I need to extract data from one sheet to another in a different format. However, many of the tutorial only seems to extract data rows by rows or range by range to a fresh sheet.
So this is my DataSheet1:
**School Principal Student Student ID**
United College Bill Gates Peter p3214
United College Bill Gates Mary p4213
United College Bill Gates Forge p7621
Beverly High Melin Brad Goge p1111
Beverly High Melin Brad Fred p2222
I want to make the data into a custom format in another datasheet. So here's my desired result:
School United College
Principal Bill Gates
Student Student ID
Peter p3214
Mary p4213
Forge p7621
School Beverly High
Principal Melinda Brad
Student Student ID
Goge p1111
Fred p2222
Below are some of my codes to get from Sheet1 to Sheet2, but the code only shows to get the data from range to range. What are some of the concepts that should be used to extract the data into a custom format? My codes:
Dim secondsheet As Worksheet
Set secondsheet = workbook.Worksheets(2)
Dim firstsheet As Worksheet
Set firstsheet = workbook.Worksheets(1)
secondsheet.Range("A1", "C10").Value = firstsheet.Range("A1", "C10").Value
And the format that I intend to put my data in:
Range(<<call function for range>>).Select
With Selection
.Value = "School"
.Offset(1,0).Value = "Principal"
.Offset(1,0).Font.Bold = True
.Offset(4,1).Value = "Student"
.Offset(4,1).Font.Bold = True
.Offset(4,2).Value = "Student ID"
.Offset(4,2).Font.Bold = True
So the answer I looking for is looping function since it's in this format. Any kind souls are willing to help me understand the concept for vba?

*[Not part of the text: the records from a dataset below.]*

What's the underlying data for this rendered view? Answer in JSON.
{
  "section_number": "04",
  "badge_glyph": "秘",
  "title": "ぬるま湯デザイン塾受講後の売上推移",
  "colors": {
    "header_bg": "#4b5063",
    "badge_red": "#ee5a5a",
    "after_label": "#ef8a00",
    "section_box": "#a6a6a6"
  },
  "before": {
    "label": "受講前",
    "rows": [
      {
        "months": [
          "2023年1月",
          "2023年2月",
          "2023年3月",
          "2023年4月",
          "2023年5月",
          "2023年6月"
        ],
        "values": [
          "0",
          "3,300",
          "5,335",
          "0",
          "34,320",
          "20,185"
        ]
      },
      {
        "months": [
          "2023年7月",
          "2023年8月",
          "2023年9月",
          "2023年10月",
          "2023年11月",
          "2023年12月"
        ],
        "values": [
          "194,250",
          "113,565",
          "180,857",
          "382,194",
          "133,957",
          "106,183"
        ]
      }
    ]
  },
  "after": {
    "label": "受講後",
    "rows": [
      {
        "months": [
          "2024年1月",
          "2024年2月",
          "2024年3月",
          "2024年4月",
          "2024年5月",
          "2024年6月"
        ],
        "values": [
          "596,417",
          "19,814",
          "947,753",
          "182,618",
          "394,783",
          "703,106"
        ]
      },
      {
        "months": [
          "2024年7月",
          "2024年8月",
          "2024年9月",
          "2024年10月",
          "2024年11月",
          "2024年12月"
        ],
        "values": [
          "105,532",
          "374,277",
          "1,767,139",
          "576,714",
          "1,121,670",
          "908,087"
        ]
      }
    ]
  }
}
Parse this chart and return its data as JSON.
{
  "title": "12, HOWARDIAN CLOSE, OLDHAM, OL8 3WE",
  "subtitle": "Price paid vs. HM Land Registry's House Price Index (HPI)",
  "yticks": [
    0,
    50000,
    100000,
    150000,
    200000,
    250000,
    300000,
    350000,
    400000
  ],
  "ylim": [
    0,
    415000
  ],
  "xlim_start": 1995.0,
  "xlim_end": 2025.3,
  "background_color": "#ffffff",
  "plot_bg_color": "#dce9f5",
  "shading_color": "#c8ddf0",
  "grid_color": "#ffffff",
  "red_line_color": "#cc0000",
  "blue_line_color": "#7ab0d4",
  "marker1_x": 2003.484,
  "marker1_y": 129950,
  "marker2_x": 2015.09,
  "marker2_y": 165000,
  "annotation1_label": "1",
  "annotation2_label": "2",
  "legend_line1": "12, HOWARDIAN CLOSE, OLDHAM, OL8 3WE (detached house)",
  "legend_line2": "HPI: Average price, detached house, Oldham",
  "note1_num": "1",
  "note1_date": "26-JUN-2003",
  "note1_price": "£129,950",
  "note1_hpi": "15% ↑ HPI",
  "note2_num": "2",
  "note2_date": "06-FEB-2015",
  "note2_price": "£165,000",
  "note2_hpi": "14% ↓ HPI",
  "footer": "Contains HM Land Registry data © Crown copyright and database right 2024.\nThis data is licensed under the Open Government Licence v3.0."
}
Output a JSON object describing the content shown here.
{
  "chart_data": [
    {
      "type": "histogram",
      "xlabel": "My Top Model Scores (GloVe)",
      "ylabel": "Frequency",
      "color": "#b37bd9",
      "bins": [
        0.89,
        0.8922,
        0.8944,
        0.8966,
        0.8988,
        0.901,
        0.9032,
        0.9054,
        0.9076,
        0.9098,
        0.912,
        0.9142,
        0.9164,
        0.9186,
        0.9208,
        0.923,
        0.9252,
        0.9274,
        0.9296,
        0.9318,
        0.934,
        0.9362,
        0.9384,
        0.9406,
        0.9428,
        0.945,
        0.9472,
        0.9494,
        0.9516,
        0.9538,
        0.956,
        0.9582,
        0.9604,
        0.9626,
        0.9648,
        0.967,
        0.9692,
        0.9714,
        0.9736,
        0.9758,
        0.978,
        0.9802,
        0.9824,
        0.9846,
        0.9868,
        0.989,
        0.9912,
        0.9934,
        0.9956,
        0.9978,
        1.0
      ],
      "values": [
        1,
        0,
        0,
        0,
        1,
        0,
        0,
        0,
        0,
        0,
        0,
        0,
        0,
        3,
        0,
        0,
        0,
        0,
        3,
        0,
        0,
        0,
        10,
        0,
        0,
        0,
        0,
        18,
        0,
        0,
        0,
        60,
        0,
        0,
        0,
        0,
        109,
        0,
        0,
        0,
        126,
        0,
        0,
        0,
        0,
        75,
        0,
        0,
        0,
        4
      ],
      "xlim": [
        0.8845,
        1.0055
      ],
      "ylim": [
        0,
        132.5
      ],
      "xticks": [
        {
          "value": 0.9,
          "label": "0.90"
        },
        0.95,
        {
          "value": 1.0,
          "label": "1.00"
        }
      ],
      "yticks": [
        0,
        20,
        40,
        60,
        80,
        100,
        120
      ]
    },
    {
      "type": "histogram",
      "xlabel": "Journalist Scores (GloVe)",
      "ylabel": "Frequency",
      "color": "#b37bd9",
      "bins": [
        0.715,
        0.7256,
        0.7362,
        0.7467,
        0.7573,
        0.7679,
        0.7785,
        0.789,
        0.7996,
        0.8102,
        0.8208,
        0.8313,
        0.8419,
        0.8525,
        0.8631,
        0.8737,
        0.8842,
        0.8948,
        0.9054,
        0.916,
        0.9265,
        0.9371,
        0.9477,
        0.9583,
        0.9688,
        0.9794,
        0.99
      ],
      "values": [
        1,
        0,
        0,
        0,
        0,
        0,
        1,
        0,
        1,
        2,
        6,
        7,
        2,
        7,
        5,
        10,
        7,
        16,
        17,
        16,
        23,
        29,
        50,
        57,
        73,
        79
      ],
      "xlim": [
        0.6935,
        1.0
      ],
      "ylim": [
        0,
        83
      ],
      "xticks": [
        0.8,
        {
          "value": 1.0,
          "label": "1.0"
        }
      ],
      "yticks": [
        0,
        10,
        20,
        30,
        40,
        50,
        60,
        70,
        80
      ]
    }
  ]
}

Keep Data in Sheet1 and Run the macro... Small errors are there in my macro.. If u work it out can easily rectify
col1 = Sheet1.Cells(2, 1)
prin1 = Sheet1.Cells(2, 2)
Sheet2.Cells(1, 1) = "School"
Sheet2.Cells(1, 2) = "Principal"
Sheet2.Cells(2, 1) = col1
Sheet2.Cells(2, 2) = prin1
b = 5
c = 1
Sheet2.Cells(b - 1, 1) = "Student"
Sheet2.Cells(b - 1, 2) = "St ID"
a = 3
Do While Sheet1.Cells(a, 1) <> ""
If col1 = Sheet2.Cells(c + 1, 1) Then
Sheet2.Cells(b, 1) = Sheet1.Cells(a, 3)
Sheet2.Cells(b, 2) = Sheet1.Cells(a, 4)
b = b + 1
Else
c = b + 1
b = c + 3
col1 = Sheet1.Cells(a, 1)
prin1 = Sheet1.Cells(a, 2)
Sheet2.Cells(c, 1) = "School"
Sheet2.Cells(c, 2) = "Principal"
Sheet2.Cells(c + 1, 1) = col1
Sheet2.Cells(c + 1, 2) = prin1
Sheet2.Cells(b - 1, 1) = "Student"
Sheet2.Cells(b - 1, 2) = "St ID"
Sheet2.Cells(b, 1) = Sheet1.Cells(a, 3)
Sheet2.Cells(b, 2) = Sheet1.Cells(a, 4)
End If
a = a + 1
Loop